Question

A park ranger at a large national park wants to estimate the mean diameter of all the aspen trees in the park. The park ranger believes that due to environmental changes, the aspen trees are not growing as large as they were in 1975. Data collected in 1975 indicate that the distribution for aspen trees in this park was approximately normal with a mean of 8 inches and a standard deviation of 2.5 inches.
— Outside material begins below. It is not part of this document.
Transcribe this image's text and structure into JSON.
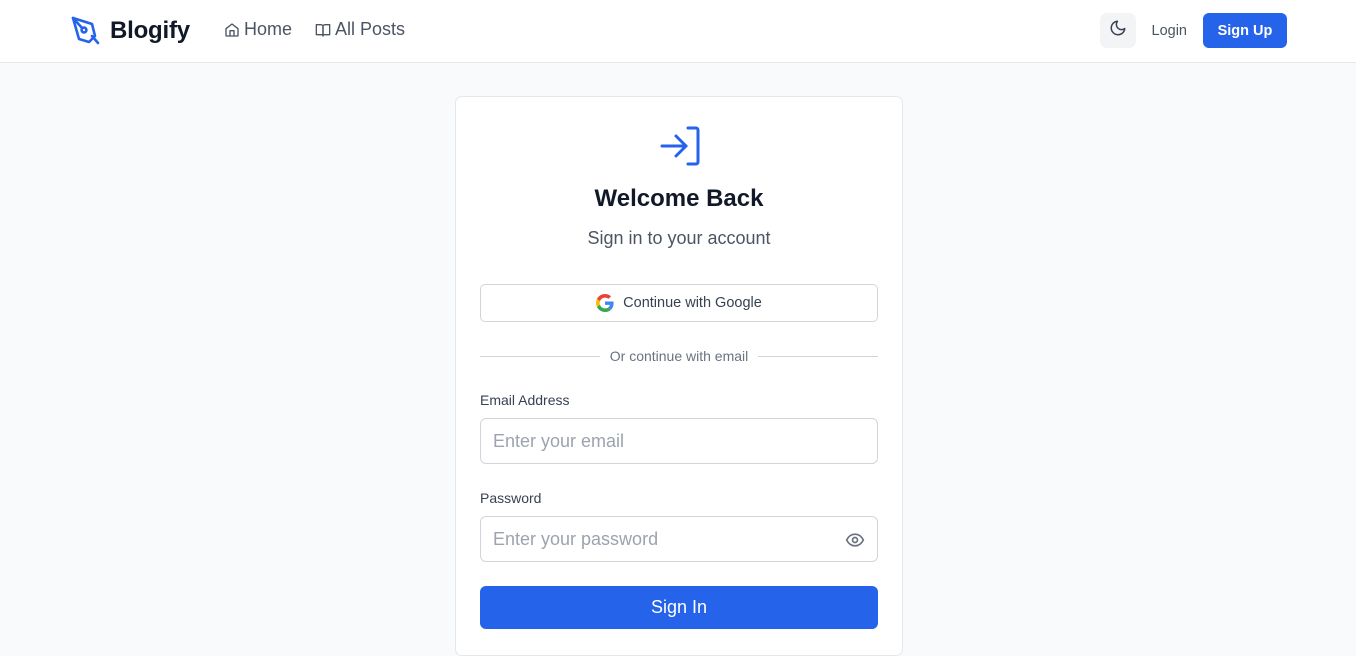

Find the approximate probability that a randomly selected aspen tree in this park in 1975 would have a diameter less than 5.5 inches.

Answer 1

`P(X<5.5)=P((X-\mu)/(\sigma)<(5.5-\mu)/(\sigma))=P(Z<(5.5-8)/(2.5))=P(z<1)`

We can find the probability using the normal distribution table or excel and we got:

`P(z<1)=0.841`

Explanation:

Let X the random variable that represent the diameters for the aspen trees of a population, and for this case we know the distribution for X is given by:

`X \sim N(8,2.5)`

Where
`\mu=8` and
`\sigma=2.5`

We are interested on this probability

`P(X<5.5)`

We can solve this problem using the z score formula given by:

`z=(x-\mu)/(\sigma)`

Replacing the info we got:

`P(X<5.5)=P((X-\mu)/(\sigma)<(5.5-\mu)/(\sigma))=P(Z<(5.5-8)/(2.5))=P(z<1)`

We can find the probability using the normal distribution table or excel and we got:

`P(z<1)=0.841`